28. Januar 2023
Volker Hassenpflug zu einem aktuellen Thema:

Fotos ohne Pickel und Falten


Auf dem Weg nach Saarbrücken fällt mein Blick immer wieder auf einen Werbeaufsteller eines Fotografen vor seinem Geschäft: "Fotos ohne Pickel und Falten."
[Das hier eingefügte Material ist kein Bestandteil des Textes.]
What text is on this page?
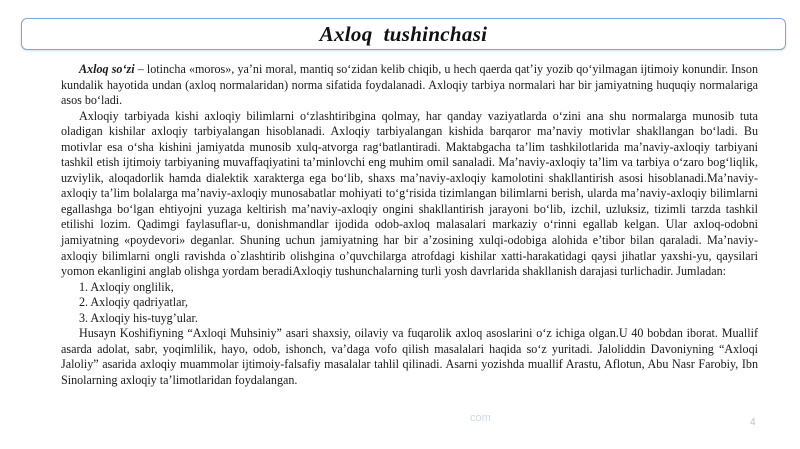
Axloq  tushinchasi

Axloq so‘zi – lotincha «moros», ya’ni moral, mantiq so‘zidan kelib chiqib, u hech qaerda qat’iy yozib qo‘yilmagan ijtimoiy konundir. Inson kundalik hayotida undan (axloq normalaridan) norma sifatida foydalanadi. Axloqiy tarbiya normalari har bir jamiyatning huquqiy normalariga asos bo‘ladi.

Axloqiy tarbiyada kishi axloqiy bilimlarni o‘zlashtiribgina qolmay, har qanday vaziyatlarda o‘zini ana shu normalarga munosib tuta oladigan kishilar axloqiy tarbiyalangan hisoblanadi. Axloqiy tarbiyalangan kishida barqaror ma’naviy motivlar shakllangan bo‘ladi. Bu motivlar esa o‘sha kishini jamiyatda munosib xulq-atvorga rag‘batlantiradi. Maktabgacha ta’lim tashkilotlarida ma’naviy-axloqiy tarbiyani tashkil etish ijtimoiy tarbiyaning muvaffaqiyatini ta’minlovchi eng muhim omil sanaladi. Ma’naviy-axloqiy ta’lim va tarbiya o‘zaro bog‘liqlik, uzviylik, aloqadorlik hamda dialektik xarakterga ega bo‘lib, shaxs ma’naviy-axloqiy kamolotini shakllantirish asosi hisoblanadi.Ma’naviy-axloqiy ta’lim bolalarga ma’naviy-axloqiy munosabatlar mohiyati to‘g‘risida tizimlangan bilimlarni berish, ularda ma’naviy-axloqiy bilimlarni egallashga bo‘lgan ehtiyojni yuzaga keltirish ma’naviy-axloqiy ongini shakllantirish jarayoni bo‘lib, izchil, uzluksiz, tizimli tarzda tashkil etilishi lozim. Qadimgi faylasuflar-u, donishmandlar ijodida odob-axloq malasalari markaziy o‘rinni egallab kelgan. Ular axloq-odobni jamiyatning «poydevori» deganlar. Shuning uchun jamiyatning har bir a’zosining xulqi-odobiga alohida e’tibor bilan qaraladi. Ma’naviy- axloqiy bilimlarni ongli ravishda o`zlashtirib olishgina o’quvchilarga atrofdagi kishilar xatti-harakatidagi qaysi jihatlar yaxshi-yu, qaysilari yomon ekanligini anglab olishga yordam beradiAxloqiy tushunchalarning turli yosh davrlarida shakllanish darajasi turlichadir. Jumladan:

1. Axloqiy onglilik,

2. Axloqiy qadriyatlar,

3. Axloqiy his-tuyg’ular.

Husayn Koshifiyning “Axloqi Muhsiniy” asari shaxsiy, oilaviy va fuqarolik axloq asoslarini o‘z ichiga olgan.U 40 bobdan iborat. Muallif asarda adolat, sabr, yoqimlilik, hayo, odob, ishonch, va’daga vofo qilish masalalari haqida so‘z yuritadi. Jaloliddin Davoniyning “Axloqi Jaloliy” asarida axloqiy muammolar ijtimoiy-falsafiy masalalar tahlil qilinadi. Asarni yozishda muallif Arastu, Aflotun, Abu Nasr Farobiy, Ibn Sinolarning axloqiy ta’limotlaridan foydalangan.

com	4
Schön, denke ich, was man mit Bildbearbeitung alles machen kann. Dann denke ich an die vielen Selfies, von denen soziale Netzwerke voll sind, und von denen auch viele mit einem Fotofilter gemacht worden sind: Weichzeichner, retuschierte Flecken und Pickel, etwas schlanker gemacht, der Teint etwas sonnengebräunter, ... Und ruckzuck erblickt man auf dem Foto ein Abbild von sich selbst, wie man aussehen könnte, wenn - wie man es sich dann so vorstellt - alles optimal wäre.

Ja, es ist tatsächlich eine Sehnsucht, die in uns ruht, so auszusehen, als würden das Leben und die Vergänglichkeit keine Spuren an uns hinterlassen. So zu sein, wie ich im optimalen Fall sein könnte. Da sind meine Augen, meine Nase, meine Gesichtsform, ... alles, was mir gegeben wurde, aber so, wie es eben im besten Fall sein könnte: Ohne Falten, ohne Pickel. Da leuchtet unsere Sehnsucht auf nach Ganzheit, Unversehrtheit, unsere Sehnsucht nach Heil.

Einer meiner tiefsten Glaubenssätze ist:
Gott kommt in mein Leben, indem er den Spuren meiner Sehnsucht folgt.

Er begegnet mir in meiner Sehnsucht nach Heil und Ganzsein.
Ich glaube, dass Gott, wenn er mich mit seinem liebevollen Blick ansieht, zunächst einmal so sieht, wie ich bin: Er sieht mich mit allen meinen Pickeln und Falten und gerade mit allem, was sich an mir nicht wie im besten Fall entwickelt hat. Und das sind nicht nur äußerliche Pickel und Falten, sondern auch die mir von Gott in mich gelegten Gaben, die ich aber nicht ganz so zum Besten entwickelt habe, wie es sein könnte.

Vielleicht, weil anderes stärker war, wie zum Beispiel meine Bequemheit, mein Unvertrauen, mein Streben nach Macht, ... Ich bin sicher, da habe ich mich nicht so entwickelt, wie ich im besten Fall sein könnte.

Ja, das gibt es, und das sieht Gott an. Er sieht es an mit seinem liebevollen Blick, nicht verurteilend, nicht fordernd, sondern mit Annahme. Und der liebevolle Blick Gottes sieht noch ein Zweites: nämlich mich ohne Pickel und Falten.

Gott sieht mich eben auch so, wie ich im besten Fall sein könnte, indem ich meine Bequemheit, mein Unvertrauen und so vieles anderes überwinden würde.

Gott sieht beides: Er sieht mich mit meinen Pickeln und Falten, so wie ich bin - und er sieht mich ohne Pickel und Falten, mit allen Gaben, die er in mich gelegt hat.
Es sieht mich so, weil er mich liebt.

Ich glaube, das ist eine gute Beschreibung für Liebe: Es ist Liebe, jemanden zu sehen, wie er ist, mit Pickel und Falten, und gleichzeitig ihn so zu sehen, wie wenn alle Gaben in ihm voll zur Blüte gekommen wären, und das ist - symbolisch gesprochen - eben ohne Pickel und Falten.

Machen Sie also getrost auch mal ein Foto von sich ohne Pickel und Falten, aber machen Sie vor allem eines mit Pickel und Falten. Gott sieht uns nämlich genau so an. Und warum sollten wir das dann nicht auch tun und uns und alle Menschen so ansehen?